Ainda que a situação de desamparo a que estão expostos venha sendo revertida nos últimos anos, com a adoção de políticas de proteção social e de distribuição de renda, com a implantação de políticas e serviços específicos para as populações indígenas e quilombolas e também com a retomada dos financiamentos habitacionais para as populações de baixa renda, a atuação governamental é ainda tímida e insuficiente. Se, por um lado, o governo federal e alguns governos estaduais e municipais se esforçam em minimizar as consequências do descaso histórico, outros governos de nível estadual e municipal recorrem à truculência para expulsar os “marginais”.
Eclodem hoje, por este motivo, conflitos em todo o país. Conflitos que envolvem, de um lado, indígenas, quilombolas, agricultores sem terra e moradores das periferias urbanas e, de outro, os que alegam deter a propriedade legal das áreas cobiçadas pela especulação imobiliária e pela expansão do agronegócio. Enquanto os primeiros são diuturnamente assediados e fustigados, os últimos recebem, quase sempre, o beneplácito dos poderes executivo e judiciário.
O saldo será, sem dúvida, a exacerbação dos confrontos, caso providências urgentes e eficazes não forem adotadas pelos poderes públicos de todos os níveis e instâncias.

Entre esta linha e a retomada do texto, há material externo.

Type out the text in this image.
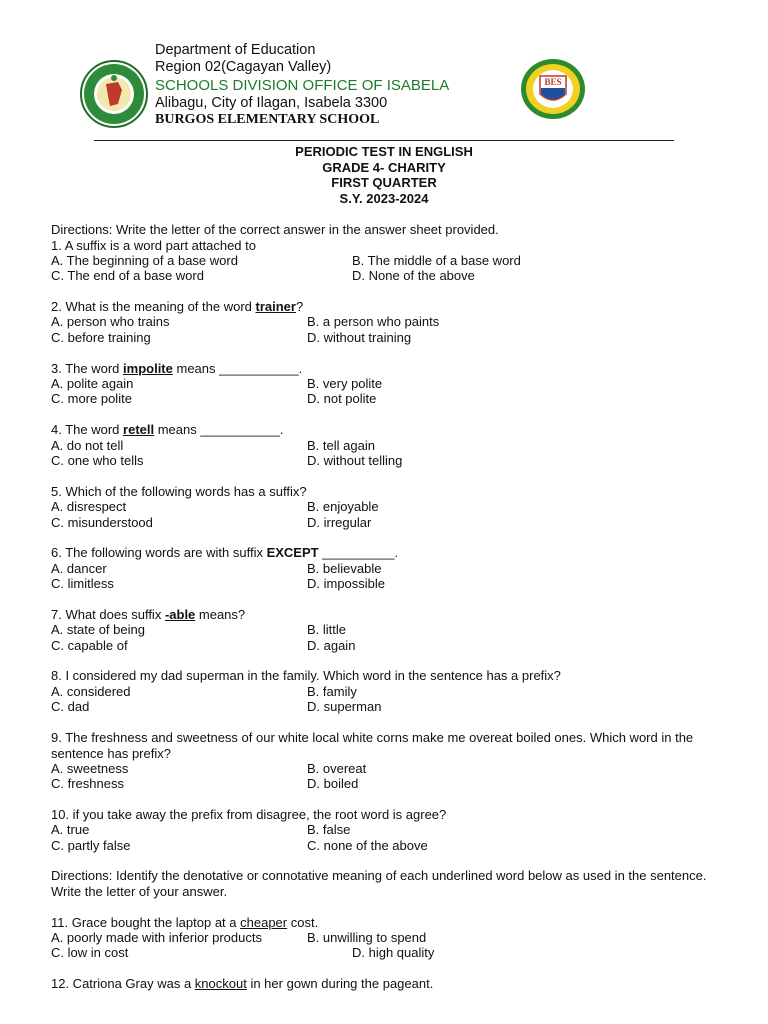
BES
Department of Education
Region 02(Cagayan Valley)
SCHOOLS DIVISION OFFICE OF ISABELA
Alibagu, City of Ilagan, Isabela 3300
BURGOS ELEMENTARY SCHOOL
PERIODIC TEST IN ENGLISH
GRADE 4- CHARITY
FIRST QUARTER
S.Y. 2023-2024
Directions: Write the letter of the correct answer in the answer sheet provided.
1. A suffix is a word part attached to
A. The beginning of a base word	B. The middle of a base word
C. The end of a base word	D. None of the above
2. What is the meaning of the word trainer?
A. person who trains	B. a person who paints
C. before training	D. without training
3. The word impolite means ___________.
A. polite again	B. very polite
C. more polite	D. not polite
4. The word retell means ___________.
A. do not tell	B. tell again
C. one who tells	D. without telling
5. Which of the following words has a suffix?
A. disrespect	B. enjoyable
C. misunderstood	D. irregular
6. The following words are with suffix EXCEPT __________.
A. dancer	B. believable
C. limitless	D. impossible
7. What does suffix -able means?
A. state of being	B. little
C. capable of	D. again
8. I considered my dad superman in the family. Which word in the sentence has a prefix?
A. considered	B. family
C. dad	D. superman
9. The freshness and sweetness of our white local white corns make me overeat boiled ones. Which word in the sentence has prefix?
A. sweetness	B. overeat
C. freshness	D. boiled
10. if you take away the prefix from disagree, the root word is agree?
A. true	B. false
C. partly false	C. none of the above
Directions: Identify the denotative or connotative meaning of each underlined word below as used in the sentence. Write the letter of your answer.
11. Grace bought the laptop at a cheaper cost.
A. poorly made with inferior products	B. unwilling to spend
C. low in cost	D. high quality
12. Catriona Gray was a knockout in her gown during the pageant.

Conduzidos por partidos de ultraesquerda, como o PSOL e o PSTU, anarquistas e militantes independentes e de movimentos sociais autônomos, bem como por alguns sindicatos e tendências internas do PT, os protestos contra as desocupações tendem a ganhar adeptos e a conquistar as ruas, não só das principais cidades brasileiras como também do exterior, como já ocorreu anteontem (01) em Berlim.
Há que se enfrentar, definitivamente, a raiz do problema, se o que se deseja é eliminar as tensões e promover o bem estar coletivo. Há que se confrontar a questão da propriedade fundiária e imobiliária e da função social que deve orientá-la. Há que se inverter, portanto, a postura historicamente adotada no país.

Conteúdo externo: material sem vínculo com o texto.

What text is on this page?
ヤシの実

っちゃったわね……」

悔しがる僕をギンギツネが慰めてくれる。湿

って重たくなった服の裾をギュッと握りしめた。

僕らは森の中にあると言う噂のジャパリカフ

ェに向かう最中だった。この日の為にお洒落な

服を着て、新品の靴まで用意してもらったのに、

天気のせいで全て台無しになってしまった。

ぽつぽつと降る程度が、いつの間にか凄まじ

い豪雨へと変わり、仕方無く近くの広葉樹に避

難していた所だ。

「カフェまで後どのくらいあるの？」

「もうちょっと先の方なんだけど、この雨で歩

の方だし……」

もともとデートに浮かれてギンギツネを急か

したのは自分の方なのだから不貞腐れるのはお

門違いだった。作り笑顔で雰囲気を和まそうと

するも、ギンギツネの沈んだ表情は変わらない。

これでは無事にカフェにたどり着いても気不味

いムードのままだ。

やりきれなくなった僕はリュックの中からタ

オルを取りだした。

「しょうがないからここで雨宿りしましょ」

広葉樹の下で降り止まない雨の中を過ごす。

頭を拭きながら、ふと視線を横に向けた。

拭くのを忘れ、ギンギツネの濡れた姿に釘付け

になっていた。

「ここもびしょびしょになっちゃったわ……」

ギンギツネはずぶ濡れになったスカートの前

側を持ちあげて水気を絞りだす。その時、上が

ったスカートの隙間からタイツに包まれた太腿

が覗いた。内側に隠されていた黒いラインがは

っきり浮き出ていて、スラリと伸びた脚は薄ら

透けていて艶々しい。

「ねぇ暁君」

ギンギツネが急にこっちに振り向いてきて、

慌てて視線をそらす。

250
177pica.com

Diferente do que ocorreu e ocorre em muitas outras nações capitalistas do mundo, na Inglaterra, na Alemanha e inclusive nos EUA, no Brasil a propriedade só pode ser conquistada por doação ou por compra. Foi assim durante todo a Colônia, continuou assim com a Lei de Terras de 1850, depois da Independência e durante o Império, manteve-se assim com o Código Civil de 1916, já durante a República, e é assim ainda hoje, na vigência do Código Civil de 2003, promulgado sob as regras instituídas pela Constituição Federal de 1988.

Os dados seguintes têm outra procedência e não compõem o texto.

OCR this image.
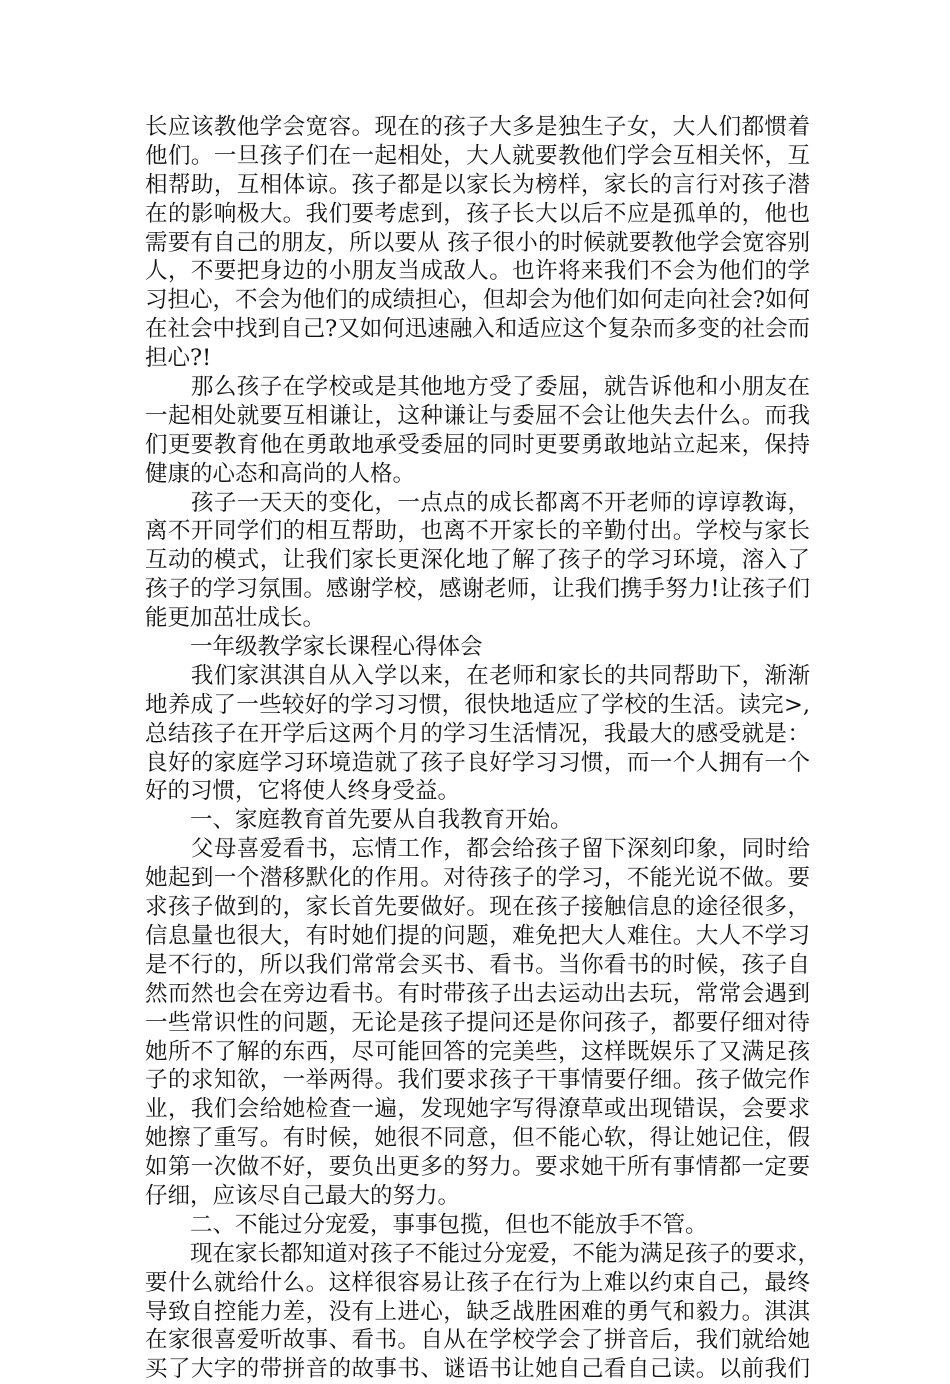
长应该教他学会宽容。现在的孩子大多是独生子女，大人们都惯着
他们。一旦孩子们在一起相处，大人就要教他们学会互相关怀，互
相帮助，互相体谅。孩子都是以家长为榜样，家长的言行对孩子潜
在的影响极大。我们要考虑到，孩子长大以后不应是孤单的，他也
需要有自己的朋友，所以要从 孩子很小的时候就要教他学会宽容别
人，不要把身边的小朋友当成敌人。也许将来我们不会为他们的学
习担心，不会为他们的成绩担心，但却会为他们如何走向社会?如何
在社会中找到自己?又如何迅速融入和适应这个复杂而多变的社会而
担心?!
　　那么孩子在学校或是其他地方受了委屈，就告诉他和小朋友在
一起相处就要互相谦让，这种谦让与委屈不会让他失去什么。而我
们更要教育他在勇敢地承受委屈的同时更要勇敢地站立起来，保持
健康的心态和高尚的人格。
　　孩子一天天的变化，一点点的成长都离不开老师的谆谆教诲，
离不开同学们的相互帮助，也离不开家长的辛勤付出。学校与家长
互动的模式，让我们家长更深化地了解了孩子的学习环境，溶入了
孩子的学习氛围。感谢学校，感谢老师，让我们携手努力!让孩子们
能更加茁壮成长。
　　一年级教学家长课程心得体会
　　我们家淇淇自从入学以来，在老师和家长的共同帮助下，渐渐
地养成了一些较好的学习习惯，很快地适应了学校的生活。读完>,
总结孩子在开学后这两个月的学习生活情况，我最大的感受就是：
良好的家庭学习环境造就了孩子良好学习习惯，而一个人拥有一个
好的习惯，它将使人终身受益。
　　一、家庭教育首先要从自我教育开始。
　　父母喜爱看书，忘情工作，都会给孩子留下深刻印象，同时给
她起到一个潜移默化的作用。对待孩子的学习，不能光说不做。要
求孩子做到的，家长首先要做好。现在孩子接触信息的途径很多，
信息量也很大，有时她们提的问题，难免把大人难住。大人不学习
是不行的，所以我们常常会买书、看书。当你看书的时候，孩子自
然而然也会在旁边看书。有时带孩子出去运动出去玩，常常会遇到
一些常识性的问题，无论是孩子提问还是你问孩子，都要仔细对待
她所不了解的东西，尽可能回答的完美些，这样既娱乐了又满足孩
子的求知欲，一举两得。我们要求孩子干事情要仔细。孩子做完作
业，我们会给她检查一遍，发现她字写得潦草或出现错误，会要求
她擦了重写。有时候，她很不同意，但不能心软，得让她记住，假
如第一次做不好，要负出更多的努力。要求她干所有事情都一定要
仔细，应该尽自己最大的努力。
　　二、不能过分宠爱，事事包揽，但也不能放手不管。
　　现在家长都知道对孩子不能过分宠爱，不能为满足孩子的要求，
要什么就给什么。这样很容易让孩子在行为上难以约束自己，最终
导致自控能力差，没有上进心，缺乏战胜困难的勇气和毅力。淇淇
在家很喜爱听故事、看书。自从在学校学会了拼音后，我们就给她
买了大字的带拼音的故事书、谜语书让她自己看自己读。以前我们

Enquanto não se reconhecer efetivamente que o direito à propriedade fundiária e imobiliária não inclui o direito ao abuso e ao desperdício, promovidos pelo não uso e pela especulação, não haverá políticas habitacionais, de assentamentos rurais e urbanos e de reconhecimento de posse imemorial que deem conta dos problemas e que eliminem os conflitos. Sempre existirão contestações e interpretações possíveis sobre a propriedade legal das áreas e edificações ociosas e/ou ocupadas de forma irregular. Continuarão inexistindo áreas de cultivo e de moradia suficiente para todos e, consequentemente, se multiplicarão os conflitos e os enfrentamentos.
É preciso que políticas sociais sejam adotadas e leis de propriedade sejam editadas e aplicadas, mas é preciso, sobretudo, que a consciência da cidadania nacional sobre o direito de propriedade se modifique. São tarefas que precisam ser exercidos pelos governos e pelas autoridades constituídas, mas é dever que precisa ser assumido também pela sociedade civil e por suas organizações autônomas.